「私の言うことって、どうしてうまく伝わらないのだろう」
「あのとき言ったことで、なぜムッとされたのだろう」
言葉は、自分が思っていた通りに受け取られないもの。「それを適切に言い換えるとすれば?」というテーマで好評を博したコラムがリニューアル!
職場に限らず、日常会話でもよくある「こんなときどう言えばいい?」という疑問の答えを、テレビ朝日を退社後、フリーアナウンサーや話し方講座の講師として活躍する渡辺由佳氏が解説します!
(毎月第2・4水曜日更新予定)
2020/01/24 11:00
多くの企業は新年度への切り替わりが近くなると忙しくなりますが、子供を保育園や幼稚園、小学校に通わせている母親たちにとってもそれは同じ。企業で異動してきたり新卒で入社してきた社員と新しい関係が始まるように、母親にとっても新しいママ友との関係が始まる時期でもあります。
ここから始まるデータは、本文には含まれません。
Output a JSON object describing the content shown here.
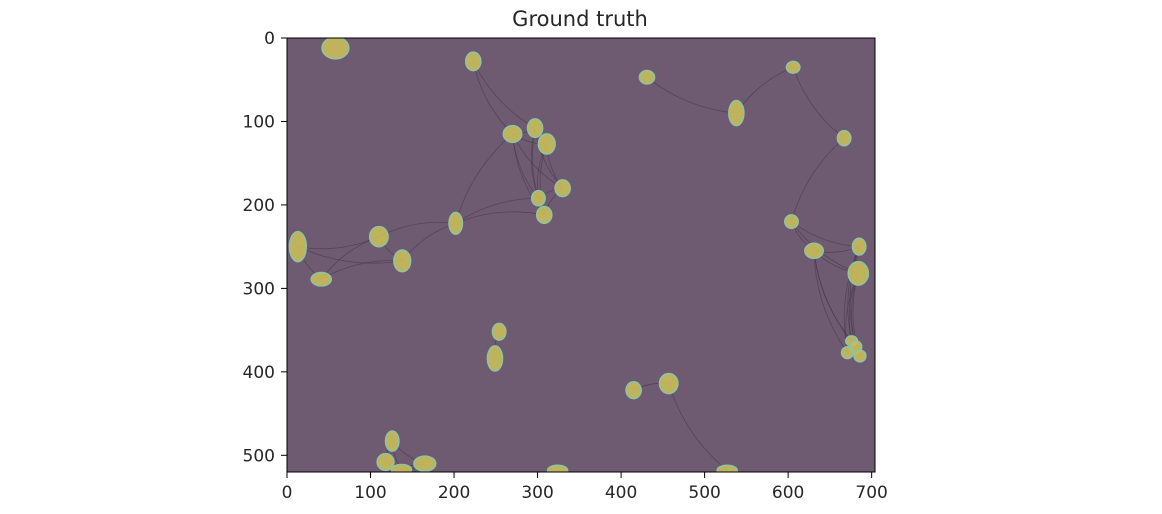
{
  "chart_data": {
    "type": "heatmap",
    "title": "Ground truth",
    "xlabel": "",
    "ylabel": "",
    "xlim": [
      0,
      704
    ],
    "ylim": [
      520,
      0
    ],
    "x_ticks": [
      0,
      100,
      200,
      300,
      400,
      500,
      600,
      700
    ],
    "y_ticks": [
      0,
      100,
      200,
      300,
      400,
      500
    ],
    "grid": false,
    "colors": {
      "background": "#6e5a71",
      "cell": "#c8bd5a",
      "cell_edge": "#8fc4a0",
      "neurite": "#3f3445"
    },
    "cells": [
      {
        "x": 58,
        "y": 12,
        "rx": 16,
        "ry": 13
      },
      {
        "x": 223,
        "y": 28,
        "rx": 9,
        "ry": 11
      },
      {
        "x": 431,
        "y": 47,
        "rx": 9,
        "ry": 8
      },
      {
        "x": 606,
        "y": 35,
        "rx": 8,
        "ry": 7
      },
      {
        "x": 538,
        "y": 90,
        "rx": 9,
        "ry": 15
      },
      {
        "x": 270,
        "y": 115,
        "rx": 11,
        "ry": 10
      },
      {
        "x": 297,
        "y": 108,
        "rx": 9,
        "ry": 11
      },
      {
        "x": 311,
        "y": 127,
        "rx": 10,
        "ry": 12
      },
      {
        "x": 667,
        "y": 120,
        "rx": 8,
        "ry": 9
      },
      {
        "x": 330,
        "y": 180,
        "rx": 9,
        "ry": 10
      },
      {
        "x": 301,
        "y": 192,
        "rx": 8,
        "ry": 9
      },
      {
        "x": 308,
        "y": 212,
        "rx": 9,
        "ry": 10
      },
      {
        "x": 604,
        "y": 220,
        "rx": 8,
        "ry": 8
      },
      {
        "x": 202,
        "y": 222,
        "rx": 8,
        "ry": 13
      },
      {
        "x": 13,
        "y": 250,
        "rx": 10,
        "ry": 18
      },
      {
        "x": 110,
        "y": 238,
        "rx": 11,
        "ry": 12
      },
      {
        "x": 138,
        "y": 267,
        "rx": 10,
        "ry": 13
      },
      {
        "x": 631,
        "y": 255,
        "rx": 11,
        "ry": 9
      },
      {
        "x": 685,
        "y": 250,
        "rx": 8,
        "ry": 10
      },
      {
        "x": 684,
        "y": 282,
        "rx": 12,
        "ry": 14
      },
      {
        "x": 41,
        "y": 289,
        "rx": 12,
        "ry": 8
      },
      {
        "x": 254,
        "y": 352,
        "rx": 8,
        "ry": 10
      },
      {
        "x": 249,
        "y": 384,
        "rx": 9,
        "ry": 15
      },
      {
        "x": 676,
        "y": 363,
        "rx": 7,
        "ry": 6
      },
      {
        "x": 671,
        "y": 377,
        "rx": 7,
        "ry": 7
      },
      {
        "x": 681,
        "y": 370,
        "rx": 7,
        "ry": 7
      },
      {
        "x": 686,
        "y": 381,
        "rx": 7,
        "ry": 7
      },
      {
        "x": 457,
        "y": 414,
        "rx": 11,
        "ry": 12
      },
      {
        "x": 415,
        "y": 422,
        "rx": 9,
        "ry": 10
      },
      {
        "x": 126,
        "y": 483,
        "rx": 8,
        "ry": 12
      },
      {
        "x": 118,
        "y": 508,
        "rx": 10,
        "ry": 10
      },
      {
        "x": 137,
        "y": 517,
        "rx": 12,
        "ry": 6
      },
      {
        "x": 165,
        "y": 510,
        "rx": 13,
        "ry": 9
      },
      {
        "x": 324,
        "y": 518,
        "rx": 12,
        "ry": 6
      },
      {
        "x": 527,
        "y": 518,
        "rx": 12,
        "ry": 6
      }
    ]
  }
}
それもあってか、少し前に以下のような相談をされたことがあります。
息子が二人とも二十歳を超えている我が家は、こうした「子供や夫、義理の親族への愚痴を交えたママ友たちとの付き合い」から遠ざかっていますが、小さかったころは私も同じように頭を悩ませたものです。そのなかでも一番多い「我が子に対する愚痴」について考えてみましょう。
相談内容でも触れられているように、
「うちの子、毎日宿題をなかなかやらなくて困るのよ」
「スマホのゲームばっかりやっていて、毎日、取り上げるのが大変で……」
などと言われてしまうと、自分の子のことも何か言わなくてはいけない空気になります。そして「うちも忘れ物が多いって担任の先生から注意されて『しばらく、お子さんと一緒に毎晩、翌日の時間割をチェックしてください』って言われて大変だったの」など、もっとダメな話をしないと収まらなくなってしまいます。
どの家庭にとっても子育ては手探りでやるものであり、うまく行かないことの連続です。でも、身近な人の子と自分の子を見比べたときに何か欠点があると、まるで親の責任を突き付けられているように感じられるもの。そうしたとき、自身にダメ出しされるよりずっと落ち込む親御さんも多いでしょう。
だから「みんなで我が子の欠点を語り合うことで、聞くとちょっと安心して救われた気持ちになりたい」という空気が同調圧力に形を変え、子供(ときには夫など)の愚痴自慢に繋がるのでしょう。
そうした空気を振り払う方法ですが、一番いいのは「相手のお子さんをほめること」です。たとえば「うちの子は何につけても行動が遅くて……」と嘆くお母さんがいたら、その子の良いところを見つけてほめてあげましょう。
愚痴に対して「でもね、この間、うちに来た時に遊んだおもちゃを最後まで後片付けしてくれたのは○○ちゃんだけだったよ! お母さんのしつけがいいんだなぁって、感心しちゃったもの」などとその子の良いところを思いっきりほめてあげれば、言われたお母さんも嬉しくなって、また前向きに子育てに向き合えるはずです。
そもそも愚痴大会をするより、こうした「それぞれの子供を褒めたたえる会」にした方がずっと建設的でさわやかな気持ちになれます。以前「アメリカの教育は、子供たちの良いところをとにかく見つけて、ほめて育てる」と文献で読んだことがありますが、日本でももっと良いところにスポットを当てたらいいのに、と私は思います。
正直なところ、私も自分の子育てを振り返ると後悔することが多くあります。もし、二人の息子が小さかった時期に戻ってやり直せるならやり直したいくらいです。
ですが、私が「今ならこのようにやり直す」と考える子育て法も、それが正解なのかどうかわかりません。もしかしたら、子育ての正解なんてないのかもしれない。だからこそ「今のままで大丈夫!」と誰かに背中を押してもらいたくなるのだと思います。
子供の愚痴大会になった時は、ぜひ相手のお子さんの良いところを見つけてほめてあげましょう。